The sides where steamed asparagus (recipe: get asparagus; steam)and a Two Cheese Squash Casserole. That starts with boiling 4 pounds of sliced yellow squash with a diced onion for about 8 minutes, then draining and combining with a cup of shredded cheddar cheese, 1/2 cup of fresh parsley, an 8 oz. container of sour cream, a teaspoon each of garlic salt and pepper, a couple of beaten eggs, and a cup of bread crumbs (we whizzed up about 6 pieces of low-carb bread for the whole recipe — which works out to about 2 net carbs per generous serving) and 3/4 cup of Parmesan cheese. That all gets spooned into a 9 x 13 baking dish and gets topped with another 1 & 1/2 cups bread crumbs and 1/2 cup Parmesan mixed with 2 Tbs of melted butter. Bake at 350 for 30-40 minutes.
The main course was grilled pork tenderloin with lime dipping sauce.

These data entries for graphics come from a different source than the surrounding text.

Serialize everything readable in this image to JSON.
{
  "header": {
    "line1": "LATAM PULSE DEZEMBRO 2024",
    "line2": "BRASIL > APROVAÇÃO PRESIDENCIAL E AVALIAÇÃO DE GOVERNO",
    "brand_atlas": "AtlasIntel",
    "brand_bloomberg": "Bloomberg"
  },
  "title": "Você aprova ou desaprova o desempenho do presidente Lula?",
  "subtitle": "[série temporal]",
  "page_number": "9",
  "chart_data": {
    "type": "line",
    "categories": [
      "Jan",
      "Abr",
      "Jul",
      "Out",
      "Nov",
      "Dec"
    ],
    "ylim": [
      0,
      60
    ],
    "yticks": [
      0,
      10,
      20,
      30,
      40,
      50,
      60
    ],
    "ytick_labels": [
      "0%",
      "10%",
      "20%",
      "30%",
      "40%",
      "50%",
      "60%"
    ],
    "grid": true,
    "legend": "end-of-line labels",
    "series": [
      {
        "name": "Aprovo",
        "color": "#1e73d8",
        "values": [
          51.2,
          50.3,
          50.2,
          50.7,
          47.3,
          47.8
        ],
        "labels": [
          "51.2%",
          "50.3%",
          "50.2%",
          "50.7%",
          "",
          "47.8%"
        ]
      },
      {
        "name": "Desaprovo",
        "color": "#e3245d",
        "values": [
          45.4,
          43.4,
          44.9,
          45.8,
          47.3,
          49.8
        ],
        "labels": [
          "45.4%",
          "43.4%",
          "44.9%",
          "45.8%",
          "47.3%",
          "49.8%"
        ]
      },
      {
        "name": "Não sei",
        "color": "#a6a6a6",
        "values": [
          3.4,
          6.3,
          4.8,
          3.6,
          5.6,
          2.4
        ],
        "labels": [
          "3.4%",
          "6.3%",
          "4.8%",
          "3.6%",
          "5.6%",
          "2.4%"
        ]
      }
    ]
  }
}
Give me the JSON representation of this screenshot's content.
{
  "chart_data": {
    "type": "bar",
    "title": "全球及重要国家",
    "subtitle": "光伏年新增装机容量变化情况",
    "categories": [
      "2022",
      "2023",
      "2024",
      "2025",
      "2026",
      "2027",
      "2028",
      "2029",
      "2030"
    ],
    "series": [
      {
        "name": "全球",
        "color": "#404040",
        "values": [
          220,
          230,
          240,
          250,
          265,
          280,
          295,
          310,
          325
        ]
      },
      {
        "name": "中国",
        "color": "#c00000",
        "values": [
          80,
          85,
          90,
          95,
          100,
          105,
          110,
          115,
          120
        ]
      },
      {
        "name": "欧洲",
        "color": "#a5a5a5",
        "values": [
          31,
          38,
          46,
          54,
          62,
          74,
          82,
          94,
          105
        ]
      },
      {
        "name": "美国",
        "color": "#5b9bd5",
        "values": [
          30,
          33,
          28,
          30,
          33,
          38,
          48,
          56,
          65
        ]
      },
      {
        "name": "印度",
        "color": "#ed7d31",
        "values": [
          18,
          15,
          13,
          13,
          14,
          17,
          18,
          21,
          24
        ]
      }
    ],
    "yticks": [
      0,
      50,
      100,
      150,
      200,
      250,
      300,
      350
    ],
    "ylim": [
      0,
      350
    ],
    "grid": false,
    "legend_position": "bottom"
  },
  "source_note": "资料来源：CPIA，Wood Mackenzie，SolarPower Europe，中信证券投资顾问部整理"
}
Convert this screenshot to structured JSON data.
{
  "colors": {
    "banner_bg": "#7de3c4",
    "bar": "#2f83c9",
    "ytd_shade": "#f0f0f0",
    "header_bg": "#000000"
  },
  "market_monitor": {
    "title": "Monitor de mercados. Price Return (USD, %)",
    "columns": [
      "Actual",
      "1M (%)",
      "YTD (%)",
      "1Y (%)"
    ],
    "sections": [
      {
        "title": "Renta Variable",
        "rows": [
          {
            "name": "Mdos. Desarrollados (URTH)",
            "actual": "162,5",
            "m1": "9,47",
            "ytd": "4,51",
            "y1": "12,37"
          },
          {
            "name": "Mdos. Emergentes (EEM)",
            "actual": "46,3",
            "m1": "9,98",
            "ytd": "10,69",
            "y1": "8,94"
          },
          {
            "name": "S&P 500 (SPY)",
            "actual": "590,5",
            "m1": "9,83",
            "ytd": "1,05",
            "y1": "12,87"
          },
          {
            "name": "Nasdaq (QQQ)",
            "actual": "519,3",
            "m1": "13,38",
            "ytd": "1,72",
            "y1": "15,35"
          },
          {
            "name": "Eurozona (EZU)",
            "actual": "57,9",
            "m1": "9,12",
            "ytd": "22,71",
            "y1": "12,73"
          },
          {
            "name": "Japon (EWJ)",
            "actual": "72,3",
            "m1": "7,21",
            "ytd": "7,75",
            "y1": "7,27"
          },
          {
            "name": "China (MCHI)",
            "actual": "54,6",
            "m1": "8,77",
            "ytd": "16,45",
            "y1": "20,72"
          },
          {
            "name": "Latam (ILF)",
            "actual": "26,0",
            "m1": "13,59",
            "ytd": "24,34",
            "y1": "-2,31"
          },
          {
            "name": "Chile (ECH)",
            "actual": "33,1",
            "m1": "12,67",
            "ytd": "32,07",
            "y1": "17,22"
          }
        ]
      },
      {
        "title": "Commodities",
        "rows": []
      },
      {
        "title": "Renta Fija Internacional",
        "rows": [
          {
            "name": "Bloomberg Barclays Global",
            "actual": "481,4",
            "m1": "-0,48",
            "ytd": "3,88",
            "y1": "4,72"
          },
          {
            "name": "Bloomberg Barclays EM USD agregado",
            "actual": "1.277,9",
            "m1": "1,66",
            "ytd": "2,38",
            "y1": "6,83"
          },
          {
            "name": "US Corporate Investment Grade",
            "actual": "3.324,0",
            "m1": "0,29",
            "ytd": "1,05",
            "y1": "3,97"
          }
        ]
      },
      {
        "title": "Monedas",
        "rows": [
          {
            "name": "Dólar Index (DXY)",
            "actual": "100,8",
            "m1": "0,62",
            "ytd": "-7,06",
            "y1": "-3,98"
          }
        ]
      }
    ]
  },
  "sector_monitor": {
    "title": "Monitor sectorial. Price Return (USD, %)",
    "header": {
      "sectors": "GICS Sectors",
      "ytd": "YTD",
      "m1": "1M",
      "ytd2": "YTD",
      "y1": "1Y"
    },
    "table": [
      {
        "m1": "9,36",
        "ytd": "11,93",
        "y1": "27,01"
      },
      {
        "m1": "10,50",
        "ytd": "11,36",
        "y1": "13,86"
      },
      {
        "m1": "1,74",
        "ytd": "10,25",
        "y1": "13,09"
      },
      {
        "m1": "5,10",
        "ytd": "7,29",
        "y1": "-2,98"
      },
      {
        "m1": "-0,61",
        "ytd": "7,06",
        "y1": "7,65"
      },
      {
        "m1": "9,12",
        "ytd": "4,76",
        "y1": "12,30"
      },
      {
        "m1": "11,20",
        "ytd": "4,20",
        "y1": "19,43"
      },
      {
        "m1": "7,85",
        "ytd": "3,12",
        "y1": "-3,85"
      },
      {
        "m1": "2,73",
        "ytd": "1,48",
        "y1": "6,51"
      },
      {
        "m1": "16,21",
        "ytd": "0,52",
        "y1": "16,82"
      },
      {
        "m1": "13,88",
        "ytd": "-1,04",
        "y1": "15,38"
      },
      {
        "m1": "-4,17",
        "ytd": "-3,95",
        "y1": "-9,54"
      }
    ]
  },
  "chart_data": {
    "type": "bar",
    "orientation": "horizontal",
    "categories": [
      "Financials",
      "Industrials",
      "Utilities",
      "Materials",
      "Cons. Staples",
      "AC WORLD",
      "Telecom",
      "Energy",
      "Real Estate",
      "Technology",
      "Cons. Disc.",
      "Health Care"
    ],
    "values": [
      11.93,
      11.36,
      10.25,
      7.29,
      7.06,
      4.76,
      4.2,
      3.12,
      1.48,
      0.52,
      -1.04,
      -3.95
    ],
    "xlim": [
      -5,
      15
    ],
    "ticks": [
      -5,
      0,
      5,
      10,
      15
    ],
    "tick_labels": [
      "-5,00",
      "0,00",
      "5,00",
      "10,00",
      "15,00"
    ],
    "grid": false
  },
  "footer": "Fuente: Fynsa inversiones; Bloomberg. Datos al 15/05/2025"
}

A rub goes on the pork tenderloin made up of 1 Tbs salt, 1 Tbs (Splenda) brown sugar, 1/2 tsp each of chili powder, black pepper, and cayenne pepper (actually, we usually make about a 5x batch of this and keep it in a shaker).
The dipping sauce is made up of a chopped jalapeno pepper, some grated lime peel, 1/4 cup of lime juice, a Tbs each of olive oil and Dijon mustard, a tsp of cumin, 1/2 tsp of salt, a couple of garlic cloves and 1/4 cup of honey (we doubled the recipe because we were grilling four tenderloins, but we had plenty left over), all whizzed up in the blender.
After all of that, we decided to pass up on the fresh strawberries and peaches with cream that we’d planned for desert. We’ll cut the portion size of the crab & avocado salad down when it’s not a main course!
Everyone was happy and full but not stuffed and lethargic and there were probably less than 10 net carbs apiece for the whole meal. Oops — that’s obviously not good. For those of you who want to follow ADA guidelines, you can tweak it by spreading this over your plate:
110 grams of sugar. I mean, Heart Healthy carbs! Sure, you could’ve had a big bowl of Raisin Bran, but that would really spike your blood sugar!
If you’ve bought all of that crab meat, odds are that there will be 6 or 8 ounces left. What to do? Well, wait until The Younger Brother leaves town, then make omelets with that, a few of the asparagus stalks, and that easy Hollandaise sauce from my last post.
I better go before Tom checks his blog — see you in the comments!